Hemorrhaging: How to Apply First Aid

Follow these steps to stop blood flow, protect the wound from infection, and when necessary, to treat the injured person for shock.

  1. Apply direct pressure by placing the palm of your hand on the wound — over a dressing — to compress injured blood vessels against the more firm underlying muscle or bone; this will halt bleeding without Interfering with normal circulation. If heavy gauze pads are not available, use any folded cloth, such as a clean handkerchief or section lorn from a garment. If nothing is available to use as a compress, apply your bare hand.
  2. Maintain pressure until the bleeding stops. If the improvised dressing is soaked through, add several more layers (do not remove the original compress) and continue the hand pressure as firmly as possible.
  3. Do not disturb the clotting process after bleeding stops. Leave the wound undisturbed, even though the dressing may be blood-soaked. Hold it in place with a pressure bandage, if possible. Otherwise, use a strip of cloth, wind it around the dressing, and tie it with the knot over the wound.

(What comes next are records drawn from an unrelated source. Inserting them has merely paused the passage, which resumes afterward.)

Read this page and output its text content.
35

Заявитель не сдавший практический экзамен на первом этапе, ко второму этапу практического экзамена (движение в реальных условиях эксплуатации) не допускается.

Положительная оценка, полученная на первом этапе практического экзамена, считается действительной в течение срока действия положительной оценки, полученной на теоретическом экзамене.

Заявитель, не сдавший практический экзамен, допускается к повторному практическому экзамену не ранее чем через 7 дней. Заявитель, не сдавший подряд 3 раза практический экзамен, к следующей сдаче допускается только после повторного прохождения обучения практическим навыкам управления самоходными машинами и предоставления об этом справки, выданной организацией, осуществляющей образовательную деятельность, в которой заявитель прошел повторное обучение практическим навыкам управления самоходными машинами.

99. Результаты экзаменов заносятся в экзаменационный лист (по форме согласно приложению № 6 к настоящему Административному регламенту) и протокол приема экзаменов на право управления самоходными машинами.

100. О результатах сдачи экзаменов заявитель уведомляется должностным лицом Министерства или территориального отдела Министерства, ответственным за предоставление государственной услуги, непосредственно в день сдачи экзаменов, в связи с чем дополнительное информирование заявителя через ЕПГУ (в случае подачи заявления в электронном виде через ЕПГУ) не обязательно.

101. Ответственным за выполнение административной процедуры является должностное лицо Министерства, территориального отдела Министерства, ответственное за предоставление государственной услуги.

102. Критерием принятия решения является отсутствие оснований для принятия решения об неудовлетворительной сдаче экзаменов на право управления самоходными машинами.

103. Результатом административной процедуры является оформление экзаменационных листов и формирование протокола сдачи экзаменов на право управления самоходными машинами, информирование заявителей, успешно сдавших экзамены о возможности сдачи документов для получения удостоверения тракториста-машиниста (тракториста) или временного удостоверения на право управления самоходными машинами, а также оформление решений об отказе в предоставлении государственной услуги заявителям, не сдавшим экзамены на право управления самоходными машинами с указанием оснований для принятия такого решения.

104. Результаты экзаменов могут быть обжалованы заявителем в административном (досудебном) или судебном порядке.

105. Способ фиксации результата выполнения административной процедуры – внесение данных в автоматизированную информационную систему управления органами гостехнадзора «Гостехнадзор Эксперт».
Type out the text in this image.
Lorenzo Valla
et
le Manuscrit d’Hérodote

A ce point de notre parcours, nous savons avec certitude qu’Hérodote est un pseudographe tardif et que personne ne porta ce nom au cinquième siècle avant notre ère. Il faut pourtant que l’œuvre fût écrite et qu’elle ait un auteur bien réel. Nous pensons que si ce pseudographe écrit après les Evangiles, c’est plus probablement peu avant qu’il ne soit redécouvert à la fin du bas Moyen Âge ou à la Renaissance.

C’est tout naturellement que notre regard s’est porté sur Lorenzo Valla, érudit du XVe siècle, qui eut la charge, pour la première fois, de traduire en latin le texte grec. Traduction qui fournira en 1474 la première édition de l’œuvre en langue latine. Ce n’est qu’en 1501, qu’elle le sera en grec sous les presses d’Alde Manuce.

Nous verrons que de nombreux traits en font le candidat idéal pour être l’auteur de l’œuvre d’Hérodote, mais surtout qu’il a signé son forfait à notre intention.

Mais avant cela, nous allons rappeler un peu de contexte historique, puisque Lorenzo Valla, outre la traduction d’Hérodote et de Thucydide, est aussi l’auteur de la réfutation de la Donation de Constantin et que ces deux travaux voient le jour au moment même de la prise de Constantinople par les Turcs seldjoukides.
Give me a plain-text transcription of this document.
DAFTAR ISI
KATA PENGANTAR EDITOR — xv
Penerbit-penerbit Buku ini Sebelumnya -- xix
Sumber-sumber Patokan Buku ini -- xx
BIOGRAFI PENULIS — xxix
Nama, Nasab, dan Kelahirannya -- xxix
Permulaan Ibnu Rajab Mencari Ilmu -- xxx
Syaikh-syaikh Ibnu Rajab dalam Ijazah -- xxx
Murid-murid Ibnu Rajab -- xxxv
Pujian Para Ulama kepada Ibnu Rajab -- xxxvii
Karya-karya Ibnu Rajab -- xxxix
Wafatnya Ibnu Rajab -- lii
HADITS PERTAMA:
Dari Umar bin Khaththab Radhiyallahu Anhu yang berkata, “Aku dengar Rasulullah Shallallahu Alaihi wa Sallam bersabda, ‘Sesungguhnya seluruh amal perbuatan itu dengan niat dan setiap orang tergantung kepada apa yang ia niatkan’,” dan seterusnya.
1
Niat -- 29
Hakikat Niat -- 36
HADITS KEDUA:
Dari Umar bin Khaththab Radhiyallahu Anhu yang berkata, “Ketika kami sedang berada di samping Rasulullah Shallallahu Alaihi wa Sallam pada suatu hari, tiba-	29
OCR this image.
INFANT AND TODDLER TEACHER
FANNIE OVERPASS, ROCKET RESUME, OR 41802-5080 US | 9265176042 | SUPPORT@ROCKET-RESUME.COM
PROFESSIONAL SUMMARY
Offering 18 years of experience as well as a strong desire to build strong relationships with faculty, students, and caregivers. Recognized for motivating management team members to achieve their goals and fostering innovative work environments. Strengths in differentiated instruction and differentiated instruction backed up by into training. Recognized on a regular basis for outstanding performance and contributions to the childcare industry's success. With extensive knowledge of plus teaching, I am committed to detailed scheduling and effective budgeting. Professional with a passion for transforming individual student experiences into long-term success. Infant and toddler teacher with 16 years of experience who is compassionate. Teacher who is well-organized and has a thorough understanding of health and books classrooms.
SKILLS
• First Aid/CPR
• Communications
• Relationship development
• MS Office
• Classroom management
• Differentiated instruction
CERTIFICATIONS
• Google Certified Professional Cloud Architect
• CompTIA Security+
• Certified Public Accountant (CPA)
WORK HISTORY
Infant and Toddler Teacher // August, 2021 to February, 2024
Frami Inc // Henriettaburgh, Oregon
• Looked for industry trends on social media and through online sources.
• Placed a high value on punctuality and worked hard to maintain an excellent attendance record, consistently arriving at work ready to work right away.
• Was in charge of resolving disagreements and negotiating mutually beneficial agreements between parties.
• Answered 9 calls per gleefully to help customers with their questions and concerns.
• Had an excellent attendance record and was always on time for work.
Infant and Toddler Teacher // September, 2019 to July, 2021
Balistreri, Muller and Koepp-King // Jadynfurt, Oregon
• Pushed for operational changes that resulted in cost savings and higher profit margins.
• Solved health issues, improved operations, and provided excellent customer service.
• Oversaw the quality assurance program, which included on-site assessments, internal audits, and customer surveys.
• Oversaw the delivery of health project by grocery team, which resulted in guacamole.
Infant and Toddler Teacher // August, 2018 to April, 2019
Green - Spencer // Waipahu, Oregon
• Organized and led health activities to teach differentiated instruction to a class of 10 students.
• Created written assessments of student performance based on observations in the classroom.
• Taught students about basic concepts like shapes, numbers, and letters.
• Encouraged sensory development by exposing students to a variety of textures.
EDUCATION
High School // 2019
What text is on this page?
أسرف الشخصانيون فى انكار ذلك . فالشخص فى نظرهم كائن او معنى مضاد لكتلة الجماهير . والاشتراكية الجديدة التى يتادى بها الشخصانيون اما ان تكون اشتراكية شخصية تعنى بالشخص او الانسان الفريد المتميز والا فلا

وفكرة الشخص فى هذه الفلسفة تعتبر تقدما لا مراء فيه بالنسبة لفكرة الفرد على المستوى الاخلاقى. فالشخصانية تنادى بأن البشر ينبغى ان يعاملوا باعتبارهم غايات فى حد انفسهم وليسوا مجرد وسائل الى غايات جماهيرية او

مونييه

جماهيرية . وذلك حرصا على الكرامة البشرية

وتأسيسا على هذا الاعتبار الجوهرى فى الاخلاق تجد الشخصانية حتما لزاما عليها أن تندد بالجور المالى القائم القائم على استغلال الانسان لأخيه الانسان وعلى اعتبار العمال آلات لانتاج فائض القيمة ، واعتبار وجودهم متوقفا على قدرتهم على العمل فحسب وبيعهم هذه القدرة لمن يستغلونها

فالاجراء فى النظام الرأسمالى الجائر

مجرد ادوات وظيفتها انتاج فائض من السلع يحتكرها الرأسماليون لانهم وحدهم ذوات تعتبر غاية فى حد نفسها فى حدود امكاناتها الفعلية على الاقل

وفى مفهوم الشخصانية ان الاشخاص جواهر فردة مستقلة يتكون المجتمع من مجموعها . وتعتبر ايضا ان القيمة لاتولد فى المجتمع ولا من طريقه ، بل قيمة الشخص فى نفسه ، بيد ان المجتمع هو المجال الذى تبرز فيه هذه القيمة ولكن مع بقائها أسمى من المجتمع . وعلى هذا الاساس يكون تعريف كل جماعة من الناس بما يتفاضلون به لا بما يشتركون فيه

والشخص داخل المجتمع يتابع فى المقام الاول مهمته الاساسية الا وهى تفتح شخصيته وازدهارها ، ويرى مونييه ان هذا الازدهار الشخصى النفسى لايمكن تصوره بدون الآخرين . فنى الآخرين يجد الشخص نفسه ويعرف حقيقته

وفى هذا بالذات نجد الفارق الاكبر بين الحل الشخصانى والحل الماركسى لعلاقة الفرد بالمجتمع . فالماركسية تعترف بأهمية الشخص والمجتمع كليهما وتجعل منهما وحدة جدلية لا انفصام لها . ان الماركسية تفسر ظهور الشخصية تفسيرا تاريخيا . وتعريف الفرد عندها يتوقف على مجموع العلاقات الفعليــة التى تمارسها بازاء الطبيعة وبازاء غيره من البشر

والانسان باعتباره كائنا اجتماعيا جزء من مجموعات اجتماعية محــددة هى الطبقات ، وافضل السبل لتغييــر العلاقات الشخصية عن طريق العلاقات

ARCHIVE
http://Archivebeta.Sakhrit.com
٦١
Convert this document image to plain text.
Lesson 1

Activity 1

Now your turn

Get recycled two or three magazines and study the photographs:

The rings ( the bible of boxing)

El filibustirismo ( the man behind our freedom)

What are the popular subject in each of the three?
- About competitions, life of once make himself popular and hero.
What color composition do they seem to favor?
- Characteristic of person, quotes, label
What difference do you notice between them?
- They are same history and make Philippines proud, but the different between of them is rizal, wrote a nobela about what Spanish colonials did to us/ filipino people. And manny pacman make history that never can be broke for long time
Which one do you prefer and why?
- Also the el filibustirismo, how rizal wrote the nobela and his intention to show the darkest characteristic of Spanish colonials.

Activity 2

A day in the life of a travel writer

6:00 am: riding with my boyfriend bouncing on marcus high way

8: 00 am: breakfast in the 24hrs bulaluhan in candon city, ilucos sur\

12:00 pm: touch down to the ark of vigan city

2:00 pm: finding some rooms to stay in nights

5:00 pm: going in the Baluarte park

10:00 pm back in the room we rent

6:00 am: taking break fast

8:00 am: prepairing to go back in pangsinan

  4. If a wound has been sustained in the arm or leg, raise the limb above the level of the heart so that the force of gravity can slow the flow of blood to the injured area
  5. Watch for any signs of shock — pale or bluish skin that feels moist or clammy; weakness; a rapid faint pulse; rapid, shallow breathing; and possible loss of consciousness. Begin first aid for shock immediately:
    1. Have the person lie down, face up, with the legs propped up so that they are at a higher level than the heart.
    2. Remove or loosen all constricting clothing.
    3. Cover the person with a blanket or with whatever outer garments are available.
    4. Reassure the person. Do not provide anything, not even water, to drink. If vomiting occurs, turn the person's head to one side to prevent choking.
  6. Transfer the injured person to the nearest hospital for further treatment If you suspect internal bleeding, minimize movement and call for an ambulance.